As I was sitting in the living room on Monday watching the twins that I babysit sleep, I kept thinking to myself, “How does one prepare themselves for the impending death of a loved one? Can one even be fully prepared?” My question was answered only a few minutes later when my dad called me and told me that my Grandpa had breathed his last and had gone to his eternal rest. No, one cannot be fully prepared. One can only be prepared on a certain scale.
I had never experienced the passing of a loved one close to me. It doesn’t seem real, even though I’ve known for weeks that it was coming. There is comfort in knowing that he is with the Lord. However, knowing that he will not be here next time I come visit is a sad thought. I don’t remember him talking very much or having super long conversations, but his actions certainly spoke loudly to me. I took after him in being early to everything. He taught me how to fish by showing me how, even though he had to bait the hook and take the fish off because I refused to touch the worm or the fish. He taught me how to drive. It was on a lawnmower and around their yard, but that was the first driving experience I ever had. He taught me how to play horse shoes. He gave me my first taste of ice cream and brownies and it’s because of him that one of my favorite drinks is Dr. Pepper.

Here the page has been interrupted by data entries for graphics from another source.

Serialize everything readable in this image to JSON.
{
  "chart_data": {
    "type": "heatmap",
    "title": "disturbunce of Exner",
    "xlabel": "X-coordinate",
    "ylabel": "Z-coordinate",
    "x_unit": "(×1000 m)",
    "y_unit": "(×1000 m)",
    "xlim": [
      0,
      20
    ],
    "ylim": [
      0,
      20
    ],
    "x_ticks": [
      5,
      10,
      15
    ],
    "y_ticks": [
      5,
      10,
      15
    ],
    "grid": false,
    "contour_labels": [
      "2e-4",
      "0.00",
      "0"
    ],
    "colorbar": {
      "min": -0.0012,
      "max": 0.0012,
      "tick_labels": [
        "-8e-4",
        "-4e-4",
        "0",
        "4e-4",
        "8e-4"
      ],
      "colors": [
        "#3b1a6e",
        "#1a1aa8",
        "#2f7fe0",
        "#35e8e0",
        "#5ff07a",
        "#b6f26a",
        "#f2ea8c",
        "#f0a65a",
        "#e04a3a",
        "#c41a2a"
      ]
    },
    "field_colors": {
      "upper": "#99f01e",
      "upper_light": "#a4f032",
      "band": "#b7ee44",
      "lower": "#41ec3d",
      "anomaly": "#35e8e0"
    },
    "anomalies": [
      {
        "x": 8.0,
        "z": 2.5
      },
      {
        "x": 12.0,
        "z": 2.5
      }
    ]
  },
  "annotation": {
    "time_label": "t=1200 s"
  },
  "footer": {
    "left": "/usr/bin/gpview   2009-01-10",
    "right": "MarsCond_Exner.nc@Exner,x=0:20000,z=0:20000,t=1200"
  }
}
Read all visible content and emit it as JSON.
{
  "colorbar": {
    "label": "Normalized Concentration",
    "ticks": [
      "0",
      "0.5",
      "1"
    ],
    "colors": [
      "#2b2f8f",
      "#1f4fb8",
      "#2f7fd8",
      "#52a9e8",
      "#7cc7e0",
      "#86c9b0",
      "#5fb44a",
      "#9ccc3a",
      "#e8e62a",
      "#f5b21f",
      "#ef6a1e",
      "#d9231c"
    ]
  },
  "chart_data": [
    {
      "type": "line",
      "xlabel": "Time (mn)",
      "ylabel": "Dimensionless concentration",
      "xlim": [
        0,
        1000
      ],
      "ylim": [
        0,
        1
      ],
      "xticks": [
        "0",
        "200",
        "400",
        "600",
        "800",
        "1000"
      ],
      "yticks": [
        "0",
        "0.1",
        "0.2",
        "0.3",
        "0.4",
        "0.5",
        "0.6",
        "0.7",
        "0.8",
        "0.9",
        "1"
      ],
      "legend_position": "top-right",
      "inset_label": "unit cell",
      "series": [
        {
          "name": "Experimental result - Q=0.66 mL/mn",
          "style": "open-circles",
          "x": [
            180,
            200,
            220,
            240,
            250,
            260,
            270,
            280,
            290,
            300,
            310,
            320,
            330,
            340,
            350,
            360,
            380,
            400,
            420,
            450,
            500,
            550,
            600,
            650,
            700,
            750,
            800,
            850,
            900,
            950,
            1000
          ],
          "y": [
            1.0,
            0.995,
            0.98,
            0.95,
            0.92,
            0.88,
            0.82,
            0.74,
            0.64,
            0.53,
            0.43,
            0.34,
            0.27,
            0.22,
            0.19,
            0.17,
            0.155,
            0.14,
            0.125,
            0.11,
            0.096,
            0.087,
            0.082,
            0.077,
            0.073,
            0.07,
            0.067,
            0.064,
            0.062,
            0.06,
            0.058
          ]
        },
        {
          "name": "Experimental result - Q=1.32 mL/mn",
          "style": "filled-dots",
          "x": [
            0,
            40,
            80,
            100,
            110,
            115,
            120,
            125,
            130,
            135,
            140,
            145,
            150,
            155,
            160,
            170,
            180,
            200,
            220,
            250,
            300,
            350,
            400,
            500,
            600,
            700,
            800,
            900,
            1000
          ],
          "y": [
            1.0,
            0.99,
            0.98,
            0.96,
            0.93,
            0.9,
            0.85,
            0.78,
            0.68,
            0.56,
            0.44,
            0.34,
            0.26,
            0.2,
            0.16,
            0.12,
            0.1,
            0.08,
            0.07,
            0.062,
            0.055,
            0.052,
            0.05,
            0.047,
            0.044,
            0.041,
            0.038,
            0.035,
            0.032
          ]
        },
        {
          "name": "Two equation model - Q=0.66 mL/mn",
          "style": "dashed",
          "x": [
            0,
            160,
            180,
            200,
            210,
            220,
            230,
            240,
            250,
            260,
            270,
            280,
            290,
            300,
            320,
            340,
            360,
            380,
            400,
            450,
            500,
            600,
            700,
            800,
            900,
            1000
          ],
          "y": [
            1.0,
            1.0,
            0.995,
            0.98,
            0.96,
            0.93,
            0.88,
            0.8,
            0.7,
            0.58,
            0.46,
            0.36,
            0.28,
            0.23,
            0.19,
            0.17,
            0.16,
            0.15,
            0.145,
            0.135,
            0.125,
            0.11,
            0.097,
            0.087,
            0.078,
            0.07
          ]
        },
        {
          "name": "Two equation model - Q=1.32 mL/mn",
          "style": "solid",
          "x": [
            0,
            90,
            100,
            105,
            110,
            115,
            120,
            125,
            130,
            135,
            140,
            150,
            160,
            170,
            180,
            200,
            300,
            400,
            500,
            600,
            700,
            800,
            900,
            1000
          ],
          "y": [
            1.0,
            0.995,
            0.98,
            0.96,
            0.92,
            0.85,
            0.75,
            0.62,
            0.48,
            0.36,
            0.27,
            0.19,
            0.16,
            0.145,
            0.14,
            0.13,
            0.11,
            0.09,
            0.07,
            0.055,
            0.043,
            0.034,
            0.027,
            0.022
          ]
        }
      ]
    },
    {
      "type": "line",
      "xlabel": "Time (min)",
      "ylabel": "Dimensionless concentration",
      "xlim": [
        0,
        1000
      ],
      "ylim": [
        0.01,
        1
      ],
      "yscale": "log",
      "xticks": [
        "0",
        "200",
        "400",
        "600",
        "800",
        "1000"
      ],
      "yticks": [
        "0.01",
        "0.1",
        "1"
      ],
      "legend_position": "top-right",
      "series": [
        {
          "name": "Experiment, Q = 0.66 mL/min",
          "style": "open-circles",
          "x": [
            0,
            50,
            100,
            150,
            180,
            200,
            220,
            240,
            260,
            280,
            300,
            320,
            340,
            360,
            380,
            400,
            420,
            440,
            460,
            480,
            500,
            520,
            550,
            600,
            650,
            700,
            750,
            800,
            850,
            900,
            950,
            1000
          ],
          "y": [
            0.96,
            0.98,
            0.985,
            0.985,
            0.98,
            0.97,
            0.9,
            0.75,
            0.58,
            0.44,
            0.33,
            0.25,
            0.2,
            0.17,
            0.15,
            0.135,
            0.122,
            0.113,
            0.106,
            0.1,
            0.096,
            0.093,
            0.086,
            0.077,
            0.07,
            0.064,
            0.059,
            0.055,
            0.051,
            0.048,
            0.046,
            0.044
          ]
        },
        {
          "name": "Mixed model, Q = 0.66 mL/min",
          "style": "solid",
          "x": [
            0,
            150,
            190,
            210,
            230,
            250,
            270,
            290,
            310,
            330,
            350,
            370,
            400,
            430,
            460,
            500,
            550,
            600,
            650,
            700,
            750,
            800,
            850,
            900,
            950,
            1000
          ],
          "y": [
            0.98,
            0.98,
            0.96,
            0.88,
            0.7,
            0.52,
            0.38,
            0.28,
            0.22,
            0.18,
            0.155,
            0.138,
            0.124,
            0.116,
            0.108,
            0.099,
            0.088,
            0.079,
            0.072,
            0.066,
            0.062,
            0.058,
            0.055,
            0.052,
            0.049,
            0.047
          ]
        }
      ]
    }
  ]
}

It was terrifying to me that I didn’t know what to expect from other people or myself even in this kind of situation. When you’ve never experienced this before it’s hard to know how you’ll react. It’s only the day after and the funeral is already a blur. I remember certain moments and certain faces, but definitely not the whole thing. I do remember people talking of his great heart for helping people in need, his unwavering faith, and his quiet resolve. I hope that I follow in those footsteps and have the same heart, faith, and resolve. He worked hard all his life and left a great legacy. I am so thankful for my family and for how we were all there for each other during this time. I look forward to the day when we can all meet in Heaven and never have to be separated again.